If being forced to work, while starving, on a movie starring sizzling bacon isn’t torture, what is?
And being technically legal is apparently the best defense Nitrogen can put forward. Nitrogen CEO (and spouse of Greg Tiernan) Nicole Stinn can only say, “Our production adhered to all overtime laws and regulations, as well as our contractual obligations with our artists.” Apparently they felt unable to claim they treated the crew well or respected them, without having it ripped to shreds. These seem like the kind of words you use when you take advantage of legal loopholes to treat people like shit. You can’t claim you didn’t shit on them, but at least you can claim it was legal.
Nitrogen employees complained about poor organization and management but didn’t give a lot of specifics. But from the reported budget, Tiernan’s comments in the interview, and the fact that the studio’s previous claim to fame was the Thomas The Tank Engine TV show, you can feel pretty certain this is a guy who will begrudge every 5-cent Canadian coin he has to spend. (Canada doesn’t make pennies anymore.)

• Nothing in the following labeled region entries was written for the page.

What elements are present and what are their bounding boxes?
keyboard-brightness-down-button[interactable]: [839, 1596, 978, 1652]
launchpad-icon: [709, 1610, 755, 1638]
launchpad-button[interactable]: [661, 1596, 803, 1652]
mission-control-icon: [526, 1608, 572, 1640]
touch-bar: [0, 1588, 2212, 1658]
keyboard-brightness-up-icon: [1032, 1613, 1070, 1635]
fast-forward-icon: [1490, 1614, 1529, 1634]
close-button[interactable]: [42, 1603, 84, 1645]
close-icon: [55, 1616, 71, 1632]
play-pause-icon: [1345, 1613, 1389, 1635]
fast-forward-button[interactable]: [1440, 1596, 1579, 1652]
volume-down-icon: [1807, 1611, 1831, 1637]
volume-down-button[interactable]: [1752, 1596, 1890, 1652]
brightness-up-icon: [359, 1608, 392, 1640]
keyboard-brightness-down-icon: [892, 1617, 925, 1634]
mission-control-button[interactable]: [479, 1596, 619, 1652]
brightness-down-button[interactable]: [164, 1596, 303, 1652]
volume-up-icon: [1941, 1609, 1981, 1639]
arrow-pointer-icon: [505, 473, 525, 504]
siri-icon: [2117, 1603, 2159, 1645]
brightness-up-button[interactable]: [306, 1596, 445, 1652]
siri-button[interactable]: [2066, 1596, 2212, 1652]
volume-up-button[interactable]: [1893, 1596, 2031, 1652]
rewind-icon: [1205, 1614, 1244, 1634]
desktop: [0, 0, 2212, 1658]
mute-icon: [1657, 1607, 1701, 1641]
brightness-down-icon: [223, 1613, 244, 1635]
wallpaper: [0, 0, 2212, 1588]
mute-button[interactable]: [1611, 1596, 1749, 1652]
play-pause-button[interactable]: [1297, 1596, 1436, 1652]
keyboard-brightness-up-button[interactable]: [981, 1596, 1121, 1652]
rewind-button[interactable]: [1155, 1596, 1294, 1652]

Sure, they just copy-pasted one face onto each train to save money, but they did
give each unique eyebrows. That … probably cost something.
He sounds a lot like my old bosses. People like this are very proud of how much money they save in immediate and short-term decisions, and they completely ignore any long-term or downstream or human effects. For example, my team had four people but only two computers. Math wizards among you might think the obvious solution is to buy another two computers. Not so. Clearly the correct solution is to split the team into shifts from 7 a.m. to 3 p.m. and 3 p.m. to 11 p.m. This wreaks havoc on team communication and personal lives, but what else are you going to do, pay $2,000? What are we, Paris Hilton? (Paris Hilton was big back then.)
“We already bought you ingrates couches you better not use much or you’re fired — what else do you want??”
Or take our choice of rendering software. They could have used Pixar’s RenderMan, the production-tested software most strongly supported by the animation software we were using, or a new renderer that our animation software had experimental support for. Since RenderMan licenses cost about $2,000 each and the new renderer was maybe $400 or so, it was an easy decision for them. They did not ask whether one renderer could render more at a time than the other, but the answer was yes.
So we had crowds of up to 20,000 people in various scenes, and our renderer could only do 200 at a time. So we had to do a ton of renders and stitch all the pieces together, and our technical guy had to come up with a way to make sure all these pieces cast shadows on each other correctly, and it was all very stupid. We saved a few thousand dollars up front, but it was all worth it to spend multiple times more later fixing the problems.
Then again, much of the resources spent to fix the problem were just employee overtime hours, which are actually free, so I’m sorry, these people are geniuses.
Although blowing deadlines left and right was probably not part of their master plan.